Через час, когда операция была сделана, в коридор Института поспешно вошла красивая, лет сорока женщина в сером картузике, с туго набитым портфелем.
С нею был огромного роста военный в длинной, почти до пола шинели, с длинным разрезом назади и мелкими пуговичками на нем.

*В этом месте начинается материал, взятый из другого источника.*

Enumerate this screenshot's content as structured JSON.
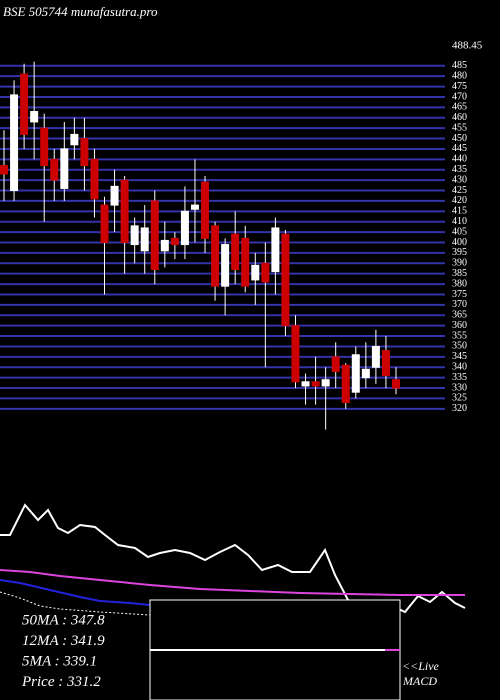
{
  "chart_data": [
    {
      "type": "candlestick",
      "title": "BSE 505744 munafasutra.pro",
      "top_label": "488.45",
      "ylim": [
        305,
        495
      ],
      "grid": true,
      "grid_color": "#3333aa",
      "up_color": "#ffffff",
      "down_color": "#cc0000",
      "yticks": [
        320,
        325,
        330,
        335,
        340,
        345,
        350,
        355,
        360,
        365,
        370,
        375,
        380,
        385,
        390,
        395,
        400,
        405,
        410,
        415,
        420,
        425,
        430,
        435,
        440,
        445,
        450,
        455,
        460,
        465,
        470,
        475,
        480,
        485
      ],
      "open": [
        437,
        425,
        481,
        458,
        455,
        440,
        426,
        447,
        450,
        440,
        418,
        418,
        430,
        399,
        396,
        420,
        396,
        402,
        399,
        416,
        429,
        408,
        379,
        404,
        402,
        382,
        390,
        386,
        404,
        360,
        331,
        333,
        331,
        345,
        341,
        328,
        335,
        340,
        348,
        334
      ],
      "high": [
        454,
        478,
        486,
        487,
        462,
        445,
        458,
        460,
        460,
        445,
        422,
        435,
        432,
        412,
        418,
        425,
        410,
        405,
        427,
        440,
        432,
        410,
        402,
        415,
        408,
        395,
        400,
        412,
        406,
        365,
        337,
        345,
        340,
        352,
        342,
        350,
        352,
        358,
        355,
        340
      ],
      "low": [
        420,
        420,
        445,
        440,
        410,
        420,
        420,
        440,
        425,
        412,
        375,
        405,
        385,
        390,
        385,
        380,
        388,
        392,
        392,
        400,
        395,
        372,
        365,
        380,
        376,
        370,
        340,
        375,
        355,
        330,
        322,
        322,
        310,
        330,
        320,
        325,
        330,
        332,
        330,
        327
      ],
      "close": [
        433,
        471,
        452,
        463,
        437,
        430,
        445,
        452,
        437,
        421,
        400,
        427,
        400,
        408,
        407,
        387,
        401,
        399,
        415,
        418,
        402,
        379,
        399,
        387,
        379,
        389,
        381,
        407,
        360,
        333,
        333,
        331,
        334,
        338,
        323,
        346,
        339,
        350,
        336,
        330
      ]
    },
    {
      "type": "line",
      "ylim": [
        0,
        130
      ],
      "series": [
        {
          "color": "#ffffff",
          "dash": false,
          "x": [
            0,
            10,
            25,
            38,
            48,
            58,
            68,
            80,
            95,
            105,
            118,
            135,
            148,
            160,
            175,
            190,
            205,
            220,
            235,
            248,
            262,
            278,
            292,
            310,
            325,
            335,
            348,
            360,
            375,
            390,
            405,
            418,
            430,
            442,
            455,
            465
          ],
          "values": [
            85,
            85,
            115,
            100,
            110,
            92,
            87,
            95,
            93,
            85,
            75,
            72,
            63,
            67,
            70,
            67,
            60,
            68,
            75,
            65,
            50,
            55,
            48,
            48,
            70,
            45,
            20,
            15,
            10,
            15,
            8,
            24,
            18,
            28,
            17,
            12
          ]
        },
        {
          "color": "#dd44dd",
          "dash": false,
          "x": [
            0,
            30,
            60,
            100,
            150,
            200,
            250,
            300,
            350,
            400,
            465
          ],
          "values": [
            50,
            48,
            44,
            40,
            35,
            31,
            29,
            27,
            26,
            25,
            25
          ]
        },
        {
          "color": "#2222dd",
          "dash": false,
          "x": [
            0,
            20,
            50,
            80,
            100,
            130,
            150
          ],
          "values": [
            40,
            37,
            30,
            23,
            19,
            17,
            15
          ]
        },
        {
          "color": "#ffffff",
          "dash": true,
          "x": [
            0,
            20,
            40,
            60,
            100,
            150
          ],
          "values": [
            28,
            22,
            14,
            11,
            8,
            5
          ]
        }
      ]
    },
    {
      "type": "text",
      "lines": [
        "50MA : 347.8",
        "12MA : 341.9",
        "5MA : 339.1",
        "Price  : 331.2"
      ],
      "live": "<<Live",
      "macd": "MACD"
    }
  ]
}
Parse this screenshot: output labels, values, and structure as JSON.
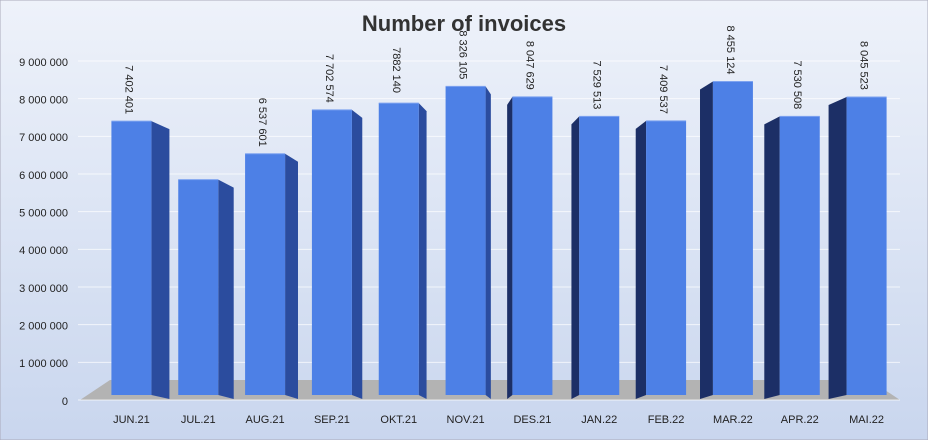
{
  "chart_data": {
    "type": "bar3d",
    "title": "Number of invoices",
    "categories": [
      "JUN.21",
      "JUL.21",
      "AUG.21",
      "SEP.21",
      "OKT.21",
      "NOV.21",
      "DES.21",
      "JAN.22",
      "FEB.22",
      "MAR.22",
      "APR.22",
      "MAI.22"
    ],
    "values": [
      7402401,
      5850000,
      6537601,
      7702574,
      7882140,
      8326105,
      8047629,
      7529513,
      7409537,
      8455124,
      7530508,
      8045523
    ],
    "value_labels": [
      "7 402 401",
      null,
      "6 537 601",
      "7 702 574",
      "7882 140",
      "8 326 105",
      "8 047 629",
      "7 529 513",
      "7 409 537",
      "8 455 124",
      "7 530 508",
      "8 045 523"
    ],
    "color": "#4d80e6",
    "ylim": [
      0,
      9000000
    ],
    "yticks": [
      0,
      {
        "value": 1000000,
        "label": "1 000 000"
      },
      {
        "value": 2000000,
        "label": "2 000 000"
      },
      {
        "value": 3000000,
        "label": "3 000 000"
      },
      {
        "value": 4000000,
        "label": "4 000 000"
      },
      {
        "value": 5000000,
        "label": "5 000 000"
      },
      {
        "value": 6000000,
        "label": "6 000 000"
      },
      {
        "value": 7000000,
        "label": "7 000 000"
      },
      {
        "value": 8000000,
        "label": "8 000 000"
      },
      {
        "value": 9000000,
        "label": "9 000 000"
      }
    ],
    "grid": true
  }
}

У женщины был встревоженный вид, который она, видимо, скрывала решительными, как бы раздраженными жестами.
— Где комсомолец, попавший под трамвай? — резко спросила она у сиделки, которая несла по коридору стопку выглаженных наволочек с мотавшимися тесемками.
— Обратитесь к дежурному.
Женщина остановила проходившего по коридору врача в пенсне и сказала:
— Мне нужно видеть моего сына, попавшего под трамвай. Он жив?
— Все в порядке, — сказал доктор, — но мы не пускаем родных, потому что всяческие причитания и слезы только портят дело, а облегчения не приносят.
— Какие причитания? Какие слезы? Да пойдите вы к черту, — сказала женщина, мне нужно видеть сына, чтобы сказать ему несколько слов.